In a lot of cases: not so much. One person chronicled working at a seed company, where in the summer the work was backbreaking (essentially: hoeing out in the hot sun and pulling weeds) and in winter it was boring (sorting and packaging seeds - this was a place that did custom orders for folks - in a chilly barn). And the author herself waitressed and found (a) restaurant patrons can be super-rats, (b) the other waitresses resented her because they could tell she came from a more privileged background and they assumed she was 'slumming'**, and (c) it was exhausting work and you have to be agile and strong to do it well.

(**well, she kind of WAS)

And I confess: there have been Very Bad Days here (where I had moments of real miscommunication in class, then sat through faculty meetings where bad news was delivered to us, then had to scramble around to put together stuff for lab, then dragged home with a stack of grading in tow) when I thought, "Oh, how nice it would be to have a job that I could 'take off' at the end of the day like I take off my shoes when I come in the house."
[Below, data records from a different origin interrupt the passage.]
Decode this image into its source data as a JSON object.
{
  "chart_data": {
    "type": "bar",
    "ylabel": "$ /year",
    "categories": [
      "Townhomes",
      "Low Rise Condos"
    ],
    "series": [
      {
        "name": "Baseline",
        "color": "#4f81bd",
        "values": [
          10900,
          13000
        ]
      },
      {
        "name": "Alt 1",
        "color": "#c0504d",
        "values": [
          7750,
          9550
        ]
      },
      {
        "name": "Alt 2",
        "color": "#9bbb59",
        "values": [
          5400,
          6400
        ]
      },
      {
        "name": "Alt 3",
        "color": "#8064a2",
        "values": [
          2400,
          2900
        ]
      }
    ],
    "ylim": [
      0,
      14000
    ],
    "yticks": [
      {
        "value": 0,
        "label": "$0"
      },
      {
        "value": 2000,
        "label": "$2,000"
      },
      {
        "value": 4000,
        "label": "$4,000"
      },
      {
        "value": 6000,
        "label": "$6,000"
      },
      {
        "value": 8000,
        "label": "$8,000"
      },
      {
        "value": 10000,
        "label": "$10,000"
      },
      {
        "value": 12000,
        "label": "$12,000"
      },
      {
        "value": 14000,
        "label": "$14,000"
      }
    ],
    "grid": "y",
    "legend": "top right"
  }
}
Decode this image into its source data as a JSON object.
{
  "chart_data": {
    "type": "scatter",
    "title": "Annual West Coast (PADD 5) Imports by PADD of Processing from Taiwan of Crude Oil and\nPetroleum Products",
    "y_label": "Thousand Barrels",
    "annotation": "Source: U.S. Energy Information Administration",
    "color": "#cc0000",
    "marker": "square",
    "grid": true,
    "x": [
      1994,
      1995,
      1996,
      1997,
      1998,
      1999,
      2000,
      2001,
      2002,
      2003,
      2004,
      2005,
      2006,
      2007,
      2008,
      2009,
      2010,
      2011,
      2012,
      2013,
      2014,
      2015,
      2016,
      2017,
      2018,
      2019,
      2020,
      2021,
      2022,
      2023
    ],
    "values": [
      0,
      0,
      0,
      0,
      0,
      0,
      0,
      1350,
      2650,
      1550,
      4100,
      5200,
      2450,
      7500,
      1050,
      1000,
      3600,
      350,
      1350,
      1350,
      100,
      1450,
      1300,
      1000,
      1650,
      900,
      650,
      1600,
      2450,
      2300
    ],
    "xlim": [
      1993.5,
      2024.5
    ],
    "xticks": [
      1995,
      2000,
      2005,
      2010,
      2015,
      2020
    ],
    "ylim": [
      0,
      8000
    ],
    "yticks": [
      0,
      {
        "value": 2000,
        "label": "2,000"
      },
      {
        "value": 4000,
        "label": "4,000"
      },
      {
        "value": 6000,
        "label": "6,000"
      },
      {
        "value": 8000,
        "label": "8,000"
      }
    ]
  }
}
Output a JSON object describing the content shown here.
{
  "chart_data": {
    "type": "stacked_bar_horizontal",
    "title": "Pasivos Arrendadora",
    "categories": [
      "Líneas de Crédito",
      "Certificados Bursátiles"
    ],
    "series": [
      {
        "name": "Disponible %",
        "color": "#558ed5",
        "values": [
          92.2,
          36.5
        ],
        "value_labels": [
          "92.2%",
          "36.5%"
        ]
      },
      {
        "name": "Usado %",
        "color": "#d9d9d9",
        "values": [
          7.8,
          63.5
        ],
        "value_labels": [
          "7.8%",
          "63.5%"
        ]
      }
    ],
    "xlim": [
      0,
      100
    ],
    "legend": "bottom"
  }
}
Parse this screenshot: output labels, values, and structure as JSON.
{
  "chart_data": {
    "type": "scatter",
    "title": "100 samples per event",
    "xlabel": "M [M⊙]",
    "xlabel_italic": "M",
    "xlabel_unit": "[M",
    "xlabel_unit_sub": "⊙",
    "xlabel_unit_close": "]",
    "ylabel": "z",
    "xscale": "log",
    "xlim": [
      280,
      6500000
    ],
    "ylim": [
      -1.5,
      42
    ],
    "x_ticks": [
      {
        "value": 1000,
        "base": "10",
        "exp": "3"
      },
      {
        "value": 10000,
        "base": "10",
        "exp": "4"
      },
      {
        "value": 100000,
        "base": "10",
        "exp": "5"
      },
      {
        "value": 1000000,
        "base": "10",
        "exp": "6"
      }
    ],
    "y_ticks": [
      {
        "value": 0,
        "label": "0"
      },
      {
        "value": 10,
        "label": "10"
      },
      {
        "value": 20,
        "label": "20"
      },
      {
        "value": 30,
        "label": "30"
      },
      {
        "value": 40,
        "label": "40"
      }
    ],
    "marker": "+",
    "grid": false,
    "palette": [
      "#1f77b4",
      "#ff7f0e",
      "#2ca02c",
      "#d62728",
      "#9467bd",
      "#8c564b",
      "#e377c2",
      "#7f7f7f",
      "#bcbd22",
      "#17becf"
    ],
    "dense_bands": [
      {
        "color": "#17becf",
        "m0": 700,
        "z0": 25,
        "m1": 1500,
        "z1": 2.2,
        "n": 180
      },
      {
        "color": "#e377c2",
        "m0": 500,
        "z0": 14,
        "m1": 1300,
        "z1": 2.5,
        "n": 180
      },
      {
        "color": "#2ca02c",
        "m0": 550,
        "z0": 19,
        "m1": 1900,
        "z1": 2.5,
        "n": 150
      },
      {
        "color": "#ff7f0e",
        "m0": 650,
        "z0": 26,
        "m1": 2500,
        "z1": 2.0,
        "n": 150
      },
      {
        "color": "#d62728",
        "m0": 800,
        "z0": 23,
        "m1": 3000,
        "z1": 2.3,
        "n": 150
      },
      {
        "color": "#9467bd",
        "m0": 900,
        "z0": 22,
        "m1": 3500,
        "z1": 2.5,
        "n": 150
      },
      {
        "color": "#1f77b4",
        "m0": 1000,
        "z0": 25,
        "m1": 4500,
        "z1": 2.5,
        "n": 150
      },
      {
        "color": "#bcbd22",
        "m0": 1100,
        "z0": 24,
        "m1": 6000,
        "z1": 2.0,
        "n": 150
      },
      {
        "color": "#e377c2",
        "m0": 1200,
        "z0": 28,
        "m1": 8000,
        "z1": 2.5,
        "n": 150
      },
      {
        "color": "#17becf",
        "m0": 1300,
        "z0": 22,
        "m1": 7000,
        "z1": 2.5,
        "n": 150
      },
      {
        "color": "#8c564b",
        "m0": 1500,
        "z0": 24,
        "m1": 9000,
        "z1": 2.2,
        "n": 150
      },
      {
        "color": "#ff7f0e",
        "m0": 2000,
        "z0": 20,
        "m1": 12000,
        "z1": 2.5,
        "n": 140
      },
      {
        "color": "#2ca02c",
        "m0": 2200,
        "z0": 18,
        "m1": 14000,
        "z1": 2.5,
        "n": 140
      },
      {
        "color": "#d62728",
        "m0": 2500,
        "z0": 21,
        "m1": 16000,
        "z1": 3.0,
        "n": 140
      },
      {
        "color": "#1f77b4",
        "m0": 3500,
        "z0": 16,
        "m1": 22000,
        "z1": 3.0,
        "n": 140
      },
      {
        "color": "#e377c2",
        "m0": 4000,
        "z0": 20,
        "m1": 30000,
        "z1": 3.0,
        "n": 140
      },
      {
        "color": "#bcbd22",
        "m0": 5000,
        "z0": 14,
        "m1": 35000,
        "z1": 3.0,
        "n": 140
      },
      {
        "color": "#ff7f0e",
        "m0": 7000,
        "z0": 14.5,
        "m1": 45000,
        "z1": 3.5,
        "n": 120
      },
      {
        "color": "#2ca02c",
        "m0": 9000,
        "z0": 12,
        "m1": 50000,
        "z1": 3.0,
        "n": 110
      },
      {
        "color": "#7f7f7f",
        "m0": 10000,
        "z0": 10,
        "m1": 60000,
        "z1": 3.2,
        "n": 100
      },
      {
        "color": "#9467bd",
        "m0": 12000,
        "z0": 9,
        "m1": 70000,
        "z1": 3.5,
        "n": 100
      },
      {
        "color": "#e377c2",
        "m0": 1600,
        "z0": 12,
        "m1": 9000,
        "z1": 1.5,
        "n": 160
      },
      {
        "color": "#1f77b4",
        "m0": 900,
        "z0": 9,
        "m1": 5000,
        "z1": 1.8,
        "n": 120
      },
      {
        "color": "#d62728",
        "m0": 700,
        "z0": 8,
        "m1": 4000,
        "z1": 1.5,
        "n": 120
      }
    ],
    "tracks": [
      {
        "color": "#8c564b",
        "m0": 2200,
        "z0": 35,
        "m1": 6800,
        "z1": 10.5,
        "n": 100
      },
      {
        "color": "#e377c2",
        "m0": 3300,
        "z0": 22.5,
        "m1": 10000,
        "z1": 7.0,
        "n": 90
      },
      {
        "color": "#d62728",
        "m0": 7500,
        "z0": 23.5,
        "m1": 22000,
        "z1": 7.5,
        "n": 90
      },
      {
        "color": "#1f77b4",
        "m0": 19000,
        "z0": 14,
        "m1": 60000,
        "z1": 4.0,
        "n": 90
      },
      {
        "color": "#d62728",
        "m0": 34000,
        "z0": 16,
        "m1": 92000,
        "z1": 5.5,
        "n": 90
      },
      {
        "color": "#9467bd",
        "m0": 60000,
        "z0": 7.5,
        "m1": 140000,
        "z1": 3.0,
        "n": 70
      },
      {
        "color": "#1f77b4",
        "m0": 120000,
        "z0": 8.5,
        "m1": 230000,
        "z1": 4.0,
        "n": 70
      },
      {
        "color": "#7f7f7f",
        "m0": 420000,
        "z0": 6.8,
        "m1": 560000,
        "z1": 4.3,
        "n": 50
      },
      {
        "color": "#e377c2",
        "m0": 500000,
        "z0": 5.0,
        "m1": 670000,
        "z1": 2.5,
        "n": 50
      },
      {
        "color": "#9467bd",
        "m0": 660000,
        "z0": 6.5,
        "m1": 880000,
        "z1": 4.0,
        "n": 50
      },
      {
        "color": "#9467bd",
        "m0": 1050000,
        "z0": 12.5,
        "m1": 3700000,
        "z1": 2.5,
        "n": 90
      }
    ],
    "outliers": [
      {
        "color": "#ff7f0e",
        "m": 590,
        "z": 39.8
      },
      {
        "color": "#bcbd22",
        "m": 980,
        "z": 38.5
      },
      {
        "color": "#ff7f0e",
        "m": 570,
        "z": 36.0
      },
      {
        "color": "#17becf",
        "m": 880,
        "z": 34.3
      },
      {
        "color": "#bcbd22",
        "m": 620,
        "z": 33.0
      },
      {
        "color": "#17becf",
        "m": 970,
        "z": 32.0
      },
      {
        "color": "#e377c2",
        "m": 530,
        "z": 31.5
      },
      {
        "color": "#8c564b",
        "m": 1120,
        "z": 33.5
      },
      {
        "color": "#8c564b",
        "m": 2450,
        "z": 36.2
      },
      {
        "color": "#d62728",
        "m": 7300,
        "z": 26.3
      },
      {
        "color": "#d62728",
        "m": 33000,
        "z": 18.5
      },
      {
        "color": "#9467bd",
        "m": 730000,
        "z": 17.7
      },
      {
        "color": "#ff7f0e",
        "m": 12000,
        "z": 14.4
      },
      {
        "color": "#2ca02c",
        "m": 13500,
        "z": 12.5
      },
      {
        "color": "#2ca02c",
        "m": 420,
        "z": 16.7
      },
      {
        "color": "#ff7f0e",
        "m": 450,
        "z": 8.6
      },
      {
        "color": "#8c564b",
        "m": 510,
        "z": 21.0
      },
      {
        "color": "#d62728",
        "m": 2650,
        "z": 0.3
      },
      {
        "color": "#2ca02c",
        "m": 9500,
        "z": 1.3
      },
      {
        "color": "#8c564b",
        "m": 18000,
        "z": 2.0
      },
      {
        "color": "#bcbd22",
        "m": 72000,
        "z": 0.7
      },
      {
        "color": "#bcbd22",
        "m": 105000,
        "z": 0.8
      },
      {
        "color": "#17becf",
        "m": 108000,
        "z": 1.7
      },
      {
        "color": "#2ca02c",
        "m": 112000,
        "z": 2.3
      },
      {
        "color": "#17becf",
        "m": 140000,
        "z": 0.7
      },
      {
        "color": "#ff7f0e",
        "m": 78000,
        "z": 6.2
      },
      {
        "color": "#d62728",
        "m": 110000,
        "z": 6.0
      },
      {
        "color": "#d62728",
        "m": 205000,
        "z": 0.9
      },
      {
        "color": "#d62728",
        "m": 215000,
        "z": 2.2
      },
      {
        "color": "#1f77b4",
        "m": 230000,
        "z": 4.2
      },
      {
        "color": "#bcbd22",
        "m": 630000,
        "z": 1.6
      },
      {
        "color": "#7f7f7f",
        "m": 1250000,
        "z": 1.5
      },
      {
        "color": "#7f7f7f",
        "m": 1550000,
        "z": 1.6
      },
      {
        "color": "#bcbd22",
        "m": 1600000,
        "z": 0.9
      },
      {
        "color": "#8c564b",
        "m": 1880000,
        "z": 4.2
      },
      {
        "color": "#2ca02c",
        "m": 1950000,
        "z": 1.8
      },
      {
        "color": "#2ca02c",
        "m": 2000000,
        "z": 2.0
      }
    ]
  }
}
But maybe not. Oh, I know I'd make a horrible waitress: I'm a little clumsy, for one thing, and would probably drop stuff. But I'd have a really hard time tolerating the jerks - the people who were rude, or the men who made inappropriate jokes, or the people who demanded lots of stuff and then either didn't tip or left an insultingly low tip, all of that. And I don't cope well with cat-herding type situations, and I suspect waiting tables is like that a lot of the time.

(Though I admit: I might be able to tolerate the seed-company job....)

But yeah. Every career or job has something about it that's kind of awful, and I guess you just have to decide what kind of "awful" you are willing to accept: long hours where sometimes your weekends get spoken for, or abysmally low pay, or having to work with what some people call GenPop who can be rude and demanding and just unpleasant.....and I guess I'll take the long hours, instead. (Even if I do occasionally get the student who approaches GenPop levels of unpleasantness. And yes, you can say "but you give them grades," except I really don't; I assign the grades they earn based on their work. And I've had a few real jerks who have earned As and I fill in the A on the gradesheet and just feel thankful that at least they'll never take THAT class with me again. Though often the really entitled-acting people earn low grades, and so it's like Groundhog Day: they show up again and sometimes again.)

But still. I do sometimes wish I had more downtime, that I didn't have to plan on working some Saturdays and evenings...

1 comment:

Lynn said...

I know what you mean about taking things personally, like it's going to be nice in the middle of the week and possibly cold and icky again this weekend and we NEED it to be nice on the weekends because we have stuff to do so I'm like, "Why?! Why are you doing this to us?" not to God or Mother Nature or the weather guy on TV but to the weather itself.